Видимо, когда теоретики говорят о "дипломатической функции" переводчика, они имеют в виду, среди прочего, учет в переводе прагматических и экстралингвистических факторов, которые действительно могут влиять на принимаемое переводчиком решение. При этом я бы советовал избегать слишком смелых обобщений. По-моему, в заявлении о том, что переводчик является "скорее не вспомогательной, а центральной фигурой международного общения" содержится слишком большая претензия. Можно назвать роль переводчика ключевой, да и то, пожалуй, с неопределенным артиклем (т.е. одной из важнейших). Формулировка И.С. Алексеевой "в некоторых случаях переводчик оказывается лицом, облеченным также и дипломатическими полномочиями и, если эти дипломатические полномочия за переводчиком признаны, он имеет право" и т.д. - гораздо более осторожна (оговорка "если эти дипломатические полномочия за переводчиком признаны"), но и здесь возникают вопросы. Кто "признает за переводчиком" такие полномочия? И на что все-таки они дают ему "право"? На "корректировку" оратора (смягчение сказанного, исправление невольных ошибок и оговорок, попытку обратить внимание оратора на какие-то неточности)? Это в большинстве случаев сомнительно. Если говорить о высоком и высшем уровне, то я бы оставил за переводчиком только возможность корректировать в переводе явные оговорки, если есть абсолютная уверенность в том, что они не преднамеренные. (Кстати, реплики С.В.Лаврова, по-моему, имели место, как правило, в случаях, когда переводчик что-то смягчал, упрощал или искажал просто из-за отсутствия в его "репертуаре" адекватного варианта, а не потому, что хотел смягчить формулировку).

В своей собственной практике устного перевода я старался быть верным смыслу и стилю сказанного, заботясь в то же время об идиоматичности и грамматической оформленности перевода. Меня даже иногда упрекали в том, что я тем самым "улучшаю" перевод по сравнению с исходным текстом, который порой был сумбурным и не вполне грамматичным. Что ж, переводчику все-таки несколько легче, чем оратору, который порой должен формулировать мысль в условиях стресса и цейтнота. Все-таки переводчик получает мысль, пусть и несколько коряво сформулированную, в готовом виде и ему остается лишь "перекодировать" ее на другом языке. В таком "улучшении", на мой взгляд тоже нет ничего "дипломатического".
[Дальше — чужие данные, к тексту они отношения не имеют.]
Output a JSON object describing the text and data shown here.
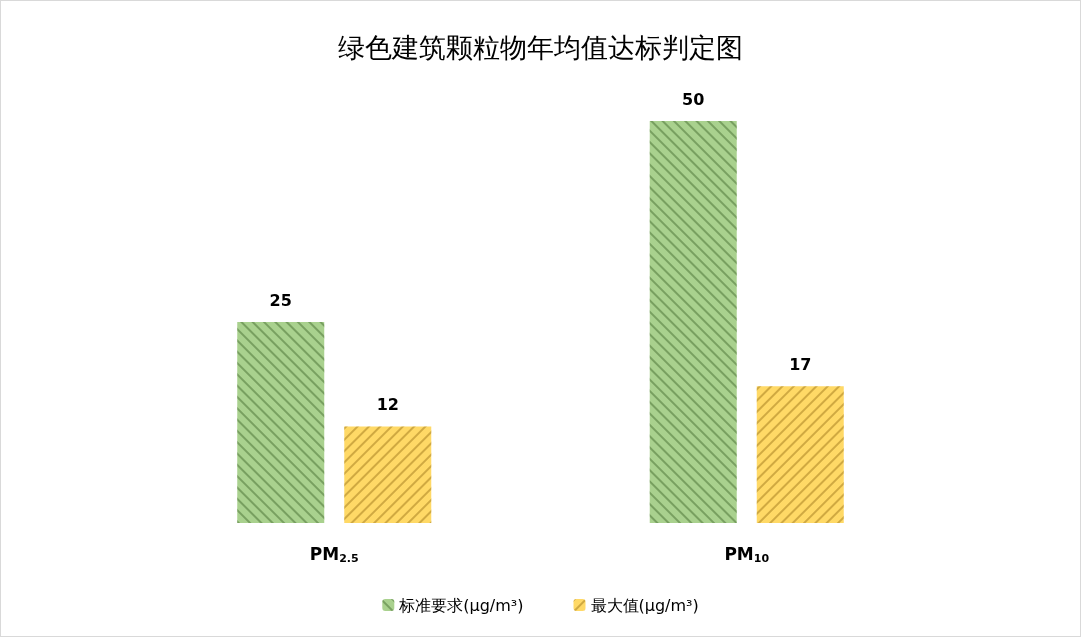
{
  "chart_data": {
    "type": "bar",
    "title": "绿色建筑颗粒物年均值达标判定图",
    "categories": [
      "PM$_{2.5}$",
      "PM$_{10}$"
    ],
    "series": [
      {
        "name": "标准要求(μg/m³)",
        "color": "#a9d18e",
        "values": [
          25,
          50
        ]
      },
      {
        "name": "最大值(μg/m³)",
        "color": "#ffd966",
        "values": [
          12,
          17
        ]
      }
    ],
    "data_labels": true,
    "grid": false,
    "legend": "bottom"
  }
}
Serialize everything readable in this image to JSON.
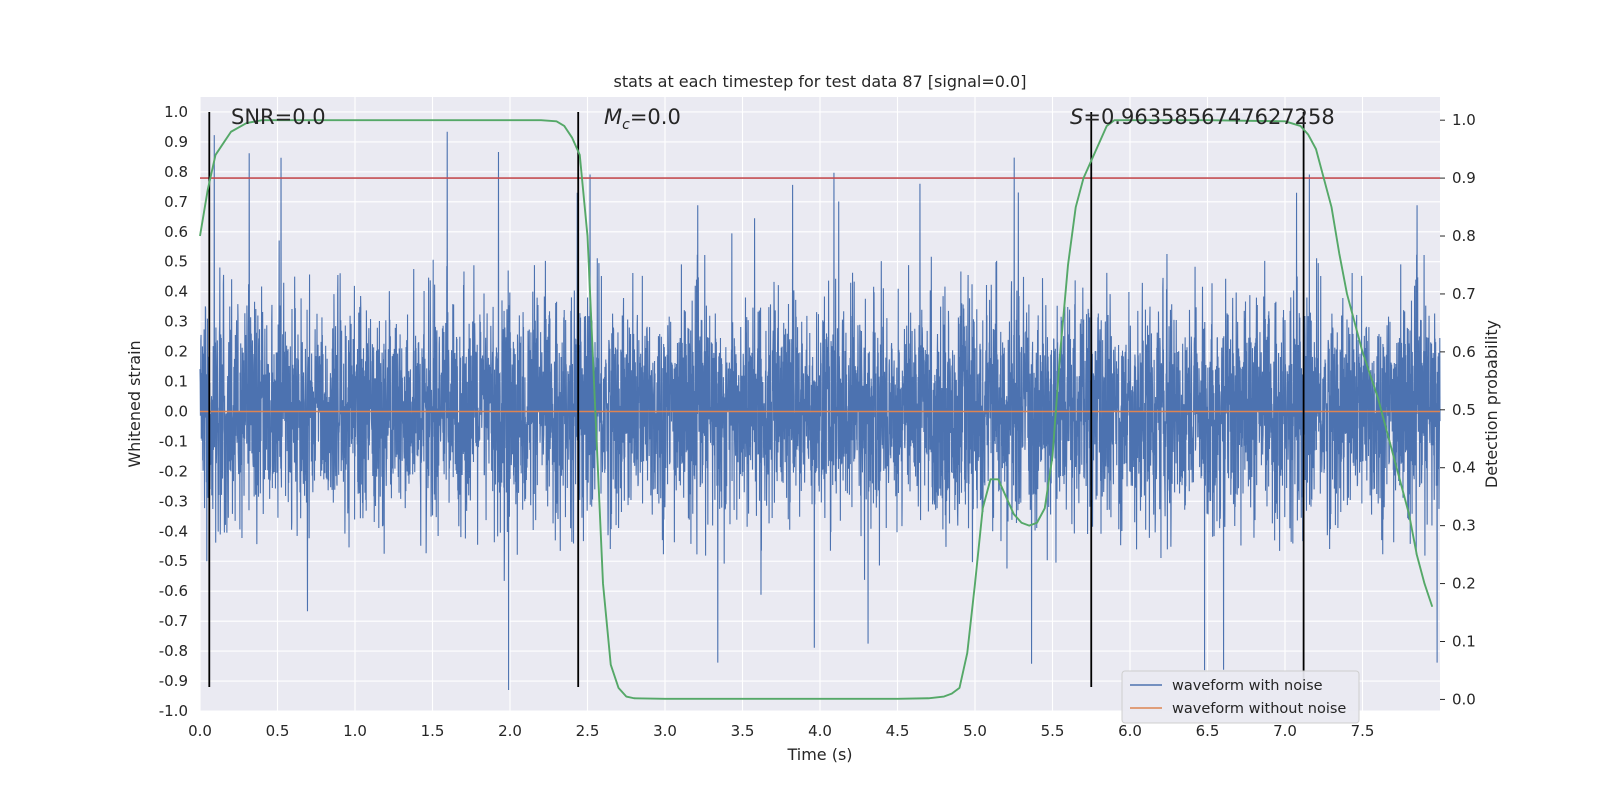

И все-таки я могу согласиться: не только "государственный", но и всякий устный переводчик (за исключением, пожалуй, работающего в кабине и изолированного от непосредственного взаимодействия с людьми синхрониста), безусловно, в той или иной мере дипломат. Ведь мы работаем с людьми и должны способствовать взаимопониманию между ними. Поэтому важно правильно построить отношения с тем, кому вы переводите, а это иногда требует искусства, и готовых рецептов тут нет. Можно ли, например, договориться заранее о том, чтобы оратор говорил сравнительно небольшими отрезками (по три-четыре предложения)? Иногда можно, а иногда такая попытка будет воспринята в штыки. Как быть, если вам поступает указание не переводить что-то из сказанного, а другая сторона настаивает (в данный момент или позже), чтобы вы перевели? Ответ неочевиден. Как поступать с грубыми и нецензурными выражениями? Есть и десятки других случаев и ситуаций, когда переводчик должен решать в зависимости от конкретных обстоятельств. Хорошим переводчикам удается принять правильное решение (кстати, большинство сильных переводчиков - очень неглупые люди). Очень важно при этом иметь в виду, является ли переводчик "нейтральным" или "членом команды" - многие решения зависят именно от этого, хотя четкую грань между этими ролями не всегда легко провести (легче в этом отношении опять-таки синхронисту - он во время перевода нейтрален, даже если выйдя из кабины вновь превращается в "члена команды").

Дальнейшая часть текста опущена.